26 year old Leanne Maharaj and her husband 31 year old Kamneel Maharaj were told during a routine prenatal visit that their baby’s heart rate was dangerously low. She had a congenital heart block where a mother’s immune system accidentally attacks the nerve fibers of the fetus that help the heart to beat.
The pair was told that the baby would have to be delivered as early as possible and then immediately operated upon to save her. The parents waited for the baby girl to grow as strong as possible before this surgery.
“We were worried, but at the same time we were hopeful that she was fighting inside and doing the best she can,” said Kamneel Maharaj, an information technology manager at Silicon Valley.

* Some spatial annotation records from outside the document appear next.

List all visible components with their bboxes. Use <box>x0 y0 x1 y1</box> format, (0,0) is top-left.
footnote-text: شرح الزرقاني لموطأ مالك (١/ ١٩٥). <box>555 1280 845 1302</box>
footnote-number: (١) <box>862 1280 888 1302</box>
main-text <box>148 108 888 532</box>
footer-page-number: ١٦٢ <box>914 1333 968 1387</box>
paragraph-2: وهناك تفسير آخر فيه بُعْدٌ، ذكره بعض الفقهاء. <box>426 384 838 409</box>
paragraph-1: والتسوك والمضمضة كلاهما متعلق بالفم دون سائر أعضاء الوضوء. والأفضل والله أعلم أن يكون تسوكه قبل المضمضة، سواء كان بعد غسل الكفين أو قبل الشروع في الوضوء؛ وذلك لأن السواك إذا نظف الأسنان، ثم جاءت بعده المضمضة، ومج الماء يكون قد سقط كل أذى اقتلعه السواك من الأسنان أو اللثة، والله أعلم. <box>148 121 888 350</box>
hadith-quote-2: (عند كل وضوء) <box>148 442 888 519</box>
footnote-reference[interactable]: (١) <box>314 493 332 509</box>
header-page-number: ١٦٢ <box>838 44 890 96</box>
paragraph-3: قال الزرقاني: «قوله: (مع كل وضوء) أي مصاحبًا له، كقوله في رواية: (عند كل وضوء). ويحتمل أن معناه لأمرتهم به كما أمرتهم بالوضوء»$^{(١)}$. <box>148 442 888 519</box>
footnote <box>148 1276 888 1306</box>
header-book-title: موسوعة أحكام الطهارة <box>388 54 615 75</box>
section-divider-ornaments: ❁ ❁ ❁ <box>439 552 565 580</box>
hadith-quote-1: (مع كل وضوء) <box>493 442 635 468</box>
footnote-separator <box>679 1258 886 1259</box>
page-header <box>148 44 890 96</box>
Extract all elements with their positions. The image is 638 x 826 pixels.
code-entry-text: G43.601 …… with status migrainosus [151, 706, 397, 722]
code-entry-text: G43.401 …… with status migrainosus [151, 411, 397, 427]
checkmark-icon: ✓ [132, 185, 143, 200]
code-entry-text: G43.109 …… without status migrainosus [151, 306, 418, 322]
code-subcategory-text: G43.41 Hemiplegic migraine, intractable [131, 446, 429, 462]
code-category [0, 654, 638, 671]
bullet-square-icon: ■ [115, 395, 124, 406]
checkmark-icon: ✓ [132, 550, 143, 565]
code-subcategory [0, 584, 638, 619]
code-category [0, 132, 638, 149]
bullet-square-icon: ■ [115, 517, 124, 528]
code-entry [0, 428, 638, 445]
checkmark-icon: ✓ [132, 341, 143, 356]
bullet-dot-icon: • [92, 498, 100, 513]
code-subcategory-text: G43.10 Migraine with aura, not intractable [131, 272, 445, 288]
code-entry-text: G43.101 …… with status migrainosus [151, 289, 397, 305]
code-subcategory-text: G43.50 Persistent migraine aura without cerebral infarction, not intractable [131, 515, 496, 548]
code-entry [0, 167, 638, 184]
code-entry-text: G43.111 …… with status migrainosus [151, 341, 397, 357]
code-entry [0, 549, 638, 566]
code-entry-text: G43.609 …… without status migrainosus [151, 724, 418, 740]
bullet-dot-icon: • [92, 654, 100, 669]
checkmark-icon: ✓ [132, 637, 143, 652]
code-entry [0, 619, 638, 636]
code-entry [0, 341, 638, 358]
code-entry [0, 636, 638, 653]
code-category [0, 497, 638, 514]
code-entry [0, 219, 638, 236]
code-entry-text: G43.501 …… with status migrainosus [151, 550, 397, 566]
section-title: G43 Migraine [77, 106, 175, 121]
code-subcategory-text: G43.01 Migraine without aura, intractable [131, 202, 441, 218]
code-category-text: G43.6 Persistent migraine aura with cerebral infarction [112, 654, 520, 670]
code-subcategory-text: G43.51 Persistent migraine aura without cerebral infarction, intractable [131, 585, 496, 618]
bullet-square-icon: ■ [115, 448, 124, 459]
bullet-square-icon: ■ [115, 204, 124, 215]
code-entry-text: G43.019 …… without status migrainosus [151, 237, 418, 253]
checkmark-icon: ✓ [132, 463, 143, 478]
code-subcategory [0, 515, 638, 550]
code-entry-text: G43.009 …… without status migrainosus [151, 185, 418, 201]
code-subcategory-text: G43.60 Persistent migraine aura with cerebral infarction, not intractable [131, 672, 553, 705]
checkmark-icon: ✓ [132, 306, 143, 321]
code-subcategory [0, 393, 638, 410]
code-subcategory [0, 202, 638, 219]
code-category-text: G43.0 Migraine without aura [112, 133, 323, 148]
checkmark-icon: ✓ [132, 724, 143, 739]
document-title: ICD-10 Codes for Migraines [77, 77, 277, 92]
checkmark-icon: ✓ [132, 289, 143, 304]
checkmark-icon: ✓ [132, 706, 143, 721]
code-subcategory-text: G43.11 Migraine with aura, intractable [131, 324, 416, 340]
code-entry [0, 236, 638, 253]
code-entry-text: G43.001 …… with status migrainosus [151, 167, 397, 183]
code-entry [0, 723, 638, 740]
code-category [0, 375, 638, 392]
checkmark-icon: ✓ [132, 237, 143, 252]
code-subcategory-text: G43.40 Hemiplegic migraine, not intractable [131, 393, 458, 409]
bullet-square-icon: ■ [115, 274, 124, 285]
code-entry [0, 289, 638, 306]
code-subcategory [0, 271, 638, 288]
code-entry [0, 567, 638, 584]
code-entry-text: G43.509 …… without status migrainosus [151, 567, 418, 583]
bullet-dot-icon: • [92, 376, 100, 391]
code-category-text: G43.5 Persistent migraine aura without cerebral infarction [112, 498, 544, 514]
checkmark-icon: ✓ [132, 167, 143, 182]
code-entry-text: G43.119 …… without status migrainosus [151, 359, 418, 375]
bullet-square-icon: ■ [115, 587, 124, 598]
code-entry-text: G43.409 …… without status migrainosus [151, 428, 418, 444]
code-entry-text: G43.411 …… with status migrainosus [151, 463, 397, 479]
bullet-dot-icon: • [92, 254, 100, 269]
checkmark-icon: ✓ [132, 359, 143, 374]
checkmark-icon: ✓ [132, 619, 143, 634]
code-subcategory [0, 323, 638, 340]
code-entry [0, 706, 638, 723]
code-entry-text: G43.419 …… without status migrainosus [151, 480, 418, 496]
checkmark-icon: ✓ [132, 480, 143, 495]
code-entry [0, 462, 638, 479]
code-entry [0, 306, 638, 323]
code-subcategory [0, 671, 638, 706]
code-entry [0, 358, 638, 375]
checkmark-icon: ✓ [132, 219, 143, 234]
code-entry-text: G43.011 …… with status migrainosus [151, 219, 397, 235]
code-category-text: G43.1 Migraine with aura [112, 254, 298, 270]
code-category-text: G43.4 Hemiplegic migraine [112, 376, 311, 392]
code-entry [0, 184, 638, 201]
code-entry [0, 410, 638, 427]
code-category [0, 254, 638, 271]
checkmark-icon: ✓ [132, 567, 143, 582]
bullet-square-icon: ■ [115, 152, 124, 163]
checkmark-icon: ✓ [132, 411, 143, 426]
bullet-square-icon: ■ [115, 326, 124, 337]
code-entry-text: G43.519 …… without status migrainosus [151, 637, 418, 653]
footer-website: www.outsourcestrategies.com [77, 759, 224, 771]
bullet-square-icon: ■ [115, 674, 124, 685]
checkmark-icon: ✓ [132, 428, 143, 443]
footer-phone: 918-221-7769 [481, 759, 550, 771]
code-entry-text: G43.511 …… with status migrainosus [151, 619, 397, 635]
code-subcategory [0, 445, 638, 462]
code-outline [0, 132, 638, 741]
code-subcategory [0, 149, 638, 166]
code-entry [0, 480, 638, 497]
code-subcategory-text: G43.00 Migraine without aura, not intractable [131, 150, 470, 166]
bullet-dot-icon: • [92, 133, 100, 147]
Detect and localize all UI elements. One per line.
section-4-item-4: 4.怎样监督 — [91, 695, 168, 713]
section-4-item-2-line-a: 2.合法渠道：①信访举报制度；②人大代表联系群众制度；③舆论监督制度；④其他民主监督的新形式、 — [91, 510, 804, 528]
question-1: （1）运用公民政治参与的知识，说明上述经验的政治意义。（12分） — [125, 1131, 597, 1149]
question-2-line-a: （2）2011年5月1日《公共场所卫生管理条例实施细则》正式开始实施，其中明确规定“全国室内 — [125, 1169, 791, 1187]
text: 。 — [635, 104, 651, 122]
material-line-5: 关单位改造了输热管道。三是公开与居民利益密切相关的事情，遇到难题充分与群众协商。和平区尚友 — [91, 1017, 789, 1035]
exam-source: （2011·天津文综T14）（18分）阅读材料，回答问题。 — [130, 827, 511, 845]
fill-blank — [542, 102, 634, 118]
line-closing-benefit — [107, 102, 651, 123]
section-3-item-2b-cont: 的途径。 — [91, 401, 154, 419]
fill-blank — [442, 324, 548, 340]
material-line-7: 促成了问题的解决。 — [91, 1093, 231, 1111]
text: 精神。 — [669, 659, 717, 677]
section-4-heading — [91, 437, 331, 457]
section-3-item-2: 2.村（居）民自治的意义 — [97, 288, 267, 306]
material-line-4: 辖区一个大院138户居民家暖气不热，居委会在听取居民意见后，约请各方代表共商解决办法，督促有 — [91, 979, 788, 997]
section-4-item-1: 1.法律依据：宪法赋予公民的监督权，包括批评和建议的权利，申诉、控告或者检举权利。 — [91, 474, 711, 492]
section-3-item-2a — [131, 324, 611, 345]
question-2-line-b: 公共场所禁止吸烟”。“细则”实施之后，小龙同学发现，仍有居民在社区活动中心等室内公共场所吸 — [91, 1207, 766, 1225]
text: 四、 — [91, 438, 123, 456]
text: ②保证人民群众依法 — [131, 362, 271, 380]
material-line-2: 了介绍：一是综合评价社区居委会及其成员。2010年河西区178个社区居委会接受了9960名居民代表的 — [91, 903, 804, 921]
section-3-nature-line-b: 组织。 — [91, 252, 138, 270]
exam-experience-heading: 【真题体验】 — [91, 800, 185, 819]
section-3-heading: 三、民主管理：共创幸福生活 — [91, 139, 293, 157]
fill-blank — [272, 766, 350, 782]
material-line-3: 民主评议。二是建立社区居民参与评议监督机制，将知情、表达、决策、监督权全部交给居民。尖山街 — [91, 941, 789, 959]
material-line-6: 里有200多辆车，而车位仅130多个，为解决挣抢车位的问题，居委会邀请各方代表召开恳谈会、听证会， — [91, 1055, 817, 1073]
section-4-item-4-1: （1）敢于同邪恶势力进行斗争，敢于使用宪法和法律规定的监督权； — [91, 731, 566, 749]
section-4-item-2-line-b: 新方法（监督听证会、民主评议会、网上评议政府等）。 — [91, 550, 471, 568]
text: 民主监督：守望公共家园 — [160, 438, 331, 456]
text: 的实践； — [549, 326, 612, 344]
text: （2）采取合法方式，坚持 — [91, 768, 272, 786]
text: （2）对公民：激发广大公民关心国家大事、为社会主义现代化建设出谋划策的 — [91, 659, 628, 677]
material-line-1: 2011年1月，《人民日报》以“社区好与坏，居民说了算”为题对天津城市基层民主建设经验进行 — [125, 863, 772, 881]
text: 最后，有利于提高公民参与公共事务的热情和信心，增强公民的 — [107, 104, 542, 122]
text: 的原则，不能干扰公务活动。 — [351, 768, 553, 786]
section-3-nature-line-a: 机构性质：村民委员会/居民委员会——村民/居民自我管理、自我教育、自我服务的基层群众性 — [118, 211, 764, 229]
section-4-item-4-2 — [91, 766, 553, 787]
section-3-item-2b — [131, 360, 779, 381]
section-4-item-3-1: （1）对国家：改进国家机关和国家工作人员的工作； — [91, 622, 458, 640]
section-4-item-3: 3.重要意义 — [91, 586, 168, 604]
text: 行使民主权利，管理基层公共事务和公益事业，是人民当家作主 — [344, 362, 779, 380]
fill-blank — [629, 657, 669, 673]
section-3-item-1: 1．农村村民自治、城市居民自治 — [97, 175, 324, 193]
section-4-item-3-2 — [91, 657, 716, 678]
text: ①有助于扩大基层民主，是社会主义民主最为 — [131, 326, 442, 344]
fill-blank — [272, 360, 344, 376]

What was critical to saving her was to decide the exact moment of delivery, says Dr. Valerie Chock, the neonatologist who counseled the couple. The fetus should be delivered as soon as possible but also be given time to develop organs well that help her survive outside the womb.
“Unfortunately, a lot of babies in this position don’t even survive childbirth,” Chock said.
It was then decided that Baby Jaya be born at 31 weeks. A team of 20 medical staff helped deliver an otherwise healthy 3.5 pound baby. But her heart beat was incredibly slow and surgeons decided to operate upon her immediately.
Dr. Katsuhide Maeda’s steady hand stitched the pacemaker’s electrical leads to Jaya’s walnut-sized heart.
He said, “”The only way to save this baby was to deliver the baby right away and then the pacemaker,”
He also noted that usually surgeons performed two surgeries instead of one. The first one involved connecting wires of the pacemaker outside the body and in the second one a permanent device was installed.
But in Jaya’s case the more complicated procedure of attaching the permanent device inside the body was done to avoid another surgery. The current pacemaker would last 10 years according to the doctors.
Dr. Michael Artman, the chief pediatrician at Children’s Mercy Hospital in Kansas City, Mo., and a neonatal cardiologist was all praises for the surgeons.
“What really distinguishes this is just the fragility of this premature baby and the condition in which this baby was born.” he said.
He added that while the surgery itself was routine it was challenging because of the tiny baby involved and the coordination needed of the entire team.
Jaya means victorious in Hindi and her parents think she proved to be just that.
“Whenever we were worried, she would kick from inside and say, ‘I’m here; I’m alive!'” Kamneel Maharaj said. “We thought maybe she was trying to tell us that everything was OK, so we were always hopeful.”
The baby girl is three months old now and weighs more than 8 pounds.